A possible fourth is fraud. When politicians or bankers turn out to be corrupt nobody raises an eyebrow. When catholic priests turn out to be kiddy-fiddlers the world reacts with weary resignation. But when scientists fiddle data everyone throws up their hands in shocked amazement, because scientists are for some reason expected to be above that sort of thing.

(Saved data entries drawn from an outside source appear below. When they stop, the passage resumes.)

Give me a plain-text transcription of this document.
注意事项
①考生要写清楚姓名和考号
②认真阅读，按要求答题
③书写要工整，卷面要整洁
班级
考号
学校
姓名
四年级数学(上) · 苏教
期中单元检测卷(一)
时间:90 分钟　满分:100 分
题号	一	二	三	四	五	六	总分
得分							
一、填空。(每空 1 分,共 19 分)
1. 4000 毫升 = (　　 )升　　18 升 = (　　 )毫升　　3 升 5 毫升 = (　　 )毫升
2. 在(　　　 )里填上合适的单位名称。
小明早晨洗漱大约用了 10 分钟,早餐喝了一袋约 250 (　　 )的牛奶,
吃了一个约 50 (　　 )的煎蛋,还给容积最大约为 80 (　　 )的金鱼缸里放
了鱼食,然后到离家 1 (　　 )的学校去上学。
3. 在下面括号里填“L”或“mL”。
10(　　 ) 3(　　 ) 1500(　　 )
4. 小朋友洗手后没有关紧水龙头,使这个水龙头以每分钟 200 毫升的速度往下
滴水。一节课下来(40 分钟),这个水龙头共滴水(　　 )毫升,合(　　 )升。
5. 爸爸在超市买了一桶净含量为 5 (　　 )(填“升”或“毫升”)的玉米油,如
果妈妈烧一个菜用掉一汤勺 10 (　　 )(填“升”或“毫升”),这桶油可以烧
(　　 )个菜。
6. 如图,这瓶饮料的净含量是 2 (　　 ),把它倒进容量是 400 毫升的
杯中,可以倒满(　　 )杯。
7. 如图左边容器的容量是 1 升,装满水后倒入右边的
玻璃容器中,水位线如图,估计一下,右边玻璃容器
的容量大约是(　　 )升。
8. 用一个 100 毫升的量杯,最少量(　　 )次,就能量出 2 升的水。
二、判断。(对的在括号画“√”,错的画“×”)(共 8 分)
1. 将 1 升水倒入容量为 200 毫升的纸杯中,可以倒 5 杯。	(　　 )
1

Yet there are some legendary cases of scientific fraud, and it turns out that the latest and as yet unnamed addition to the periodic table, element 112, was held back from recognition by years because one member of the team was sabotaging the results by falsifying data (New Scientist, 20 June). Worse, scientific fraud may not be rare but commonplace. A recent survey involving over 11,000 academics found a third of scientists admitting to ‘massaging’ research data and one in fifty indulging in outright fakery: “When scientists were asked about colleagues’ behaviour, 14 percent said they had witnessed research fraud and almost three-quarters said they had seen questionable behaviour”. Socialists won’t be surprised to learn that “misconduct was most common in clinical, medical and pharmacological research, where large grants are often at stake” (TimesOnline, 7 June). Naughty chimps! Me Tarzan, you Cheetah.

Or should that be naughty orang-utans? A new paper that flies boldly in the face of the genetic evidence suggests that humans are biologically closer to the red apes than to chimps or bonobos, an idea which is causing widespread splutterings of derision in the scientific community. Nevertheless New Scientist (20 June) sees fit to lead with a lofty editorial on why we should welcome scientific heresy, even if it’s wrong: “Alternative hypotheses should be given an airing … science that pulls up the drawbridge on new ideas risks becoming sterile.” How true, even if it does sound a little defensive from a journal which is drawing fire for being too sensational and populist.

But heresy is risky, and scientists can be as conservative and risk-averse as anyone else. Privately many scientists could put together the same ‘heresy’ socialists propose, which is that capitalism, once the friend and sponsor of good science, now is more its enemy than its ally. It controls the funds and the fundamentals, it calls the tunes, it forms the corrupting context in which science does its work. In a capitalist world where politicians are vile, bankers are venal and priests are paedophiles, it can hardly be a revelation to find that science is as bent as everything else. But will they speak out against the system which holds them in check? Not while they have a vested interest in not doing so. That’s why we have to do it for them.